Penerimaan dari semua kepala daerah, menurut dia, amat penting dalam mengimplementasikan pembangunan Nabire sebagai ibu kota Papua Tengah. Perbedaan pendapat ini mesti segera diakhiri agar kejadian pembentukan Provinsi Papua Tengah pada 1999 yang akhirnya gagal terbentuk salah satunya akibat perebutan ibu kota provinsi tidak terulang. Bahkan, jika penolakan ini tak kunjung berakhir, dikhawatirkan bisa mengganggu jalannya pemerintahan.

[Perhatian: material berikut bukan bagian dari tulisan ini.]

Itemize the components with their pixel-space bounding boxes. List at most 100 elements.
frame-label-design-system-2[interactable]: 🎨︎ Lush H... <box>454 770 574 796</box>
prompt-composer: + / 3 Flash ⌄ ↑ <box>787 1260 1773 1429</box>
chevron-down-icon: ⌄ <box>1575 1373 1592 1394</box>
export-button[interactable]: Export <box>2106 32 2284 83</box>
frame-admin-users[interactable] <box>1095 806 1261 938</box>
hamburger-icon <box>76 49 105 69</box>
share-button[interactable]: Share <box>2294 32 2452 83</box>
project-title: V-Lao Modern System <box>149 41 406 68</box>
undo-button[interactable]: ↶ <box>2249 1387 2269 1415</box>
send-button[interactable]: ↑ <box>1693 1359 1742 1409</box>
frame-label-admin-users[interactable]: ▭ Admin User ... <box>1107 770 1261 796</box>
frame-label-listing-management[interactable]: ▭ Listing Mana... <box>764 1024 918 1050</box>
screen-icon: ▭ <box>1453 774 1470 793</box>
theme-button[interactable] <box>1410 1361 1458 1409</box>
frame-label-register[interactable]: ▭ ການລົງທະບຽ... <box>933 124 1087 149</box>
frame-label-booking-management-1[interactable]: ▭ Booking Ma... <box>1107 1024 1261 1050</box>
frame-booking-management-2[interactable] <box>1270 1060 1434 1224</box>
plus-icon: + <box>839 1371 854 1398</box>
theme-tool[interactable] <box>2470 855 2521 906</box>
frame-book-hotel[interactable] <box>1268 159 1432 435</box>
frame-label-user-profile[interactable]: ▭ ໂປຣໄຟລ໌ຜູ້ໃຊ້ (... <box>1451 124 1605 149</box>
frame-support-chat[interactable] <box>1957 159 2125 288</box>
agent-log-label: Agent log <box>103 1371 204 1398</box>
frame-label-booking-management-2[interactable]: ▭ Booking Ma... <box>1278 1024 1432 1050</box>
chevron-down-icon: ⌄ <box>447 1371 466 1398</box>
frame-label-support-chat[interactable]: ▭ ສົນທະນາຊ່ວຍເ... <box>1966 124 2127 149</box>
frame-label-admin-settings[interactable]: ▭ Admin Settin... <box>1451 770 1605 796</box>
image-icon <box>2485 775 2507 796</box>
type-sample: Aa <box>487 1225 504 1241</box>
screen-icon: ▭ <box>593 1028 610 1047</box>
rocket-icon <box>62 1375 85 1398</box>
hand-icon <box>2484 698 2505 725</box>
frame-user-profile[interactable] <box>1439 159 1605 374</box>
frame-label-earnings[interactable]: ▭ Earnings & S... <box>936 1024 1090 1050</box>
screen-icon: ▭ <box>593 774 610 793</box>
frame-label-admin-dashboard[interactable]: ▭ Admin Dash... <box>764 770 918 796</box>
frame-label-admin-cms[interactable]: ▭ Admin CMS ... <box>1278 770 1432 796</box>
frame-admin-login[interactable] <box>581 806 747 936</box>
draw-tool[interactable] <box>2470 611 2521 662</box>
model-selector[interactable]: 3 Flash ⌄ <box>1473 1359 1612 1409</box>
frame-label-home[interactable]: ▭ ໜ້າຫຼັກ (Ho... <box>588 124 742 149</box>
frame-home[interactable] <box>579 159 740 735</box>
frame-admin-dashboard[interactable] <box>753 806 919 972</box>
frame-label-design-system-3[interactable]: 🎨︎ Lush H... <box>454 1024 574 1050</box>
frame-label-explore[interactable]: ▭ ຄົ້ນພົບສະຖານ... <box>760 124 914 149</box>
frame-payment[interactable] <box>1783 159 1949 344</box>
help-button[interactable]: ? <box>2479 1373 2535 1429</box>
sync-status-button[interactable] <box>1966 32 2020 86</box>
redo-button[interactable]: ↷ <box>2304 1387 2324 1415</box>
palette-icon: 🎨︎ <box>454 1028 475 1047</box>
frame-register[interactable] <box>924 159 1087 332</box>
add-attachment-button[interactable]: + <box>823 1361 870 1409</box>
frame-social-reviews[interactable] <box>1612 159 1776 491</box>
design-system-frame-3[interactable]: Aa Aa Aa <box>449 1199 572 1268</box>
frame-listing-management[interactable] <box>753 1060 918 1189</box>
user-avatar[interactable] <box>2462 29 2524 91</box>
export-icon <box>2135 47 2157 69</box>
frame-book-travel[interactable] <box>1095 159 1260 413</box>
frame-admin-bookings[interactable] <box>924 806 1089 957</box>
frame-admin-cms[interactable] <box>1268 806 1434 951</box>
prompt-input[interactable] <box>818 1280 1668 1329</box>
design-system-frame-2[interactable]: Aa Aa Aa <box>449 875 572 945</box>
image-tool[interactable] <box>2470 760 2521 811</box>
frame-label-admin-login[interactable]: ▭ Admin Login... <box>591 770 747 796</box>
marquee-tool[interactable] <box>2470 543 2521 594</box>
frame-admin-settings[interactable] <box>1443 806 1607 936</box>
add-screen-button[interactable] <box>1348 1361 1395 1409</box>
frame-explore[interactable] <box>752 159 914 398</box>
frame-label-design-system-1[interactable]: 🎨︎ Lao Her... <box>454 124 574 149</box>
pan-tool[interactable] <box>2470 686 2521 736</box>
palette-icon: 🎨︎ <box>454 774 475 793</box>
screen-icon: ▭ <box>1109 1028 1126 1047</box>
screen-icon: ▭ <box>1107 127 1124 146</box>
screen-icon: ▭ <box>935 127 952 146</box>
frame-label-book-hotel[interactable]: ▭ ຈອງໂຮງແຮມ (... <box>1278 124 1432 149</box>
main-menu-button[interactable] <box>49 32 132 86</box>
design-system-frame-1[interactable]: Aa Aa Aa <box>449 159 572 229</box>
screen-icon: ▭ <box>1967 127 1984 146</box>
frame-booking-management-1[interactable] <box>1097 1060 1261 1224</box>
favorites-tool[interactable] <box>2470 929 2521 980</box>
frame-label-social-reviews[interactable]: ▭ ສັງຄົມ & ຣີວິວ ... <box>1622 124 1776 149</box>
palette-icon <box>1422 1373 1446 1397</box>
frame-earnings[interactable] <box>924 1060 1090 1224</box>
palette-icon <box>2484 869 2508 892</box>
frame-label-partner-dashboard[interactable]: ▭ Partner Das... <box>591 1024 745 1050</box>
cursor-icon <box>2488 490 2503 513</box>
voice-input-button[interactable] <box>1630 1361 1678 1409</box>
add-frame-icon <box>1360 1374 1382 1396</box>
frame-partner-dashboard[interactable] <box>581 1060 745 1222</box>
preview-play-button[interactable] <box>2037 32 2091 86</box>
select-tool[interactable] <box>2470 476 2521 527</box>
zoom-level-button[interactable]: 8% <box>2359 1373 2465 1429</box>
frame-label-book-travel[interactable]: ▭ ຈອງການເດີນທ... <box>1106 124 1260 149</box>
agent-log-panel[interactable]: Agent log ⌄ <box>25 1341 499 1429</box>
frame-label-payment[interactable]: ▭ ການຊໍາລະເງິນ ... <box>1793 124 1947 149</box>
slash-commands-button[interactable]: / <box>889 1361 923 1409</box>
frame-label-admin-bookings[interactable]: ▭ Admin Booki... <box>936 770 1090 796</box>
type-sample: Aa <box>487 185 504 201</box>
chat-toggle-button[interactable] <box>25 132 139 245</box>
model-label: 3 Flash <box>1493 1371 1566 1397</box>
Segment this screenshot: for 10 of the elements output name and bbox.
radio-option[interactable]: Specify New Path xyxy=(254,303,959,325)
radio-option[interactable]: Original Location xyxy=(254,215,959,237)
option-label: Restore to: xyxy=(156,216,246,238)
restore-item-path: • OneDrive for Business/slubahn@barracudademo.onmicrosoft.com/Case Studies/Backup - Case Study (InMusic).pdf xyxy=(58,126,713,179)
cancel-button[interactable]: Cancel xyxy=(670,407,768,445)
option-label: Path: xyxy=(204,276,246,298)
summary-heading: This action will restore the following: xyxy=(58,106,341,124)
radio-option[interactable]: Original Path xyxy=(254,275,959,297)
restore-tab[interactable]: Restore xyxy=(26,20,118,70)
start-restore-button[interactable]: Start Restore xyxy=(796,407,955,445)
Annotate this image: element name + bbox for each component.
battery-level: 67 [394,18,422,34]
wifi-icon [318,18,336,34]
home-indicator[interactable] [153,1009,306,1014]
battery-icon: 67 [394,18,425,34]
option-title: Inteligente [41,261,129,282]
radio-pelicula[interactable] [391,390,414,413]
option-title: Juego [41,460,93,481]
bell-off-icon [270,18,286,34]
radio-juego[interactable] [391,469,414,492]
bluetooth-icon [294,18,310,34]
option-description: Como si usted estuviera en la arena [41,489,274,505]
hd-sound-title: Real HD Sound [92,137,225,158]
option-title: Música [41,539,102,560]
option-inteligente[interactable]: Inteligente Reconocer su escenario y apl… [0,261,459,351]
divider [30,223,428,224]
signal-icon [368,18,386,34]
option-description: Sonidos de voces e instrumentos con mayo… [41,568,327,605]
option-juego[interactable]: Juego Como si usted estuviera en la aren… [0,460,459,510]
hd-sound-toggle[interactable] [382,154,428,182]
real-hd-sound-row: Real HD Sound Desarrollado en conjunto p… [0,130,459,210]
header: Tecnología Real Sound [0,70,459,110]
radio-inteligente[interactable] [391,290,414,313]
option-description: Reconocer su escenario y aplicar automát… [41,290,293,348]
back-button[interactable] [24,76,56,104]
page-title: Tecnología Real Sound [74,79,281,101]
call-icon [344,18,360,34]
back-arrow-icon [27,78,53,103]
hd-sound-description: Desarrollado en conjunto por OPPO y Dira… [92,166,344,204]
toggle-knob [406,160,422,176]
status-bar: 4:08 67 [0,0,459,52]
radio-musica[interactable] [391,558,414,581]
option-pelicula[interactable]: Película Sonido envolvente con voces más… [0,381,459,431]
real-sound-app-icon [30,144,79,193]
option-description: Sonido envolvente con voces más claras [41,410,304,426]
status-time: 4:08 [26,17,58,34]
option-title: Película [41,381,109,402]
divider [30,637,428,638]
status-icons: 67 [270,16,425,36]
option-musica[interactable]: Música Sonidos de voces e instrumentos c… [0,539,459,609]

”Penjabat Gubernur dan sumber daya aparatur beserta fasilitas pendukung nantinya akan berada di ibu kota provinsi sehingga perbedaan pendapat sebaiknya segera diselesaikan melalui cara-cara yang bijak,” ujarnya.
Selain itu, lanjut Djohermansyah, beberapa potensi konflik yang perlu di antisipasi ialah terkait batas wilayah, penyerahan aset, bantuan keuangan dari provinsi induk ke DOB, serta pembagian dana otonomi khusus. UU tiga DOB semestinya mengatur tentang dana otsus sehingga bisa langsung mendapatkan dana tersebut ketika UU diimplementasikan.
Di sisi lain, ia mengingatkan agar dana untuk DOB yang berasal dari transfer pemerintah pusat dan bantuan dari provinsi induk bisa segera dianggarkan sesuai dengan garis kebijakan yang direncanakan. Penjabat gubernur di tiga provinsi mesti segera ditetapkan agar bisa merencanakan kebutuhan anggaran sekaligus menyusun kebutuhan aparatur di DOB. Sebab, sebagai provinsi baru, ketiganya belum memiliki pendapatan daerah sehingga hanya mengandalkan dana transfer dari pemerintah pusat dan provinsi induk untuk menyusun Anggaran Pendapatan dan Belanja Daerah Mini.
”Kalau tidak disiapkan atau anggarannya kurang memadai, akan menurunkan kualitas pelayakan publik,” kata Djohermansyah.
Anggota Komisi II DPR dari Fraksi Partai Demokrasi Indonesia Perjuangan, Komarudin Watubun, mengatakan, pembiayaan untuk persiapan tiga DOB tidak menggunakan dana otsus, tetapi dari APBN. Sebab, dana otsus sudah ditentukan penggunaannya, antara lain untuk pendidikan, kesehatan, dan peningkatan ekonomi masyarakat.
Oleh sebab itu, ia mengingatkan agar pemerintah mendukung penganggaran sehingga pembangunan fasilitas di tiga DOB Papua bisa segera dilaksanakan. Sebab, kegiatan pemerintahan di provinsi baru tidak akan berjalan maksimal jika tidak mendapat dukungan anggaran. Tata ruang dan tata wilayah pun mesti diatur dengan baik sejak awal. ”Begitu ketok palu dan ada penjabat gubernur, harus segera melakukan proses kegiatan pemerintahan,” ucapnya.
Komarudin menilai, pemekaran bukan satu-satunya solusi untuk peningkatan kesejahteraan masyarakat, melainkan menjadi salah satu solusi yang perlu dilakukan. Prosesnya pun sudah dimulai, bahkan, sejak 2002 hingga akhirnya terwujud 20 tahun kemudian. Adanya pro dan kontra pun dianggap wajar. Namun, ia menolak jika pemerintah dan DPR dinilai memaksakan kehendak sebab ada banyak kelompok pun yang mendukung pemekaran ini.
”Pemekaran bertujuan untuk peningkatan dan percepatan pembangunan, terutama bagi OAP, agar bisa mengejar ketertinggalan dari daerah lain,” katanya.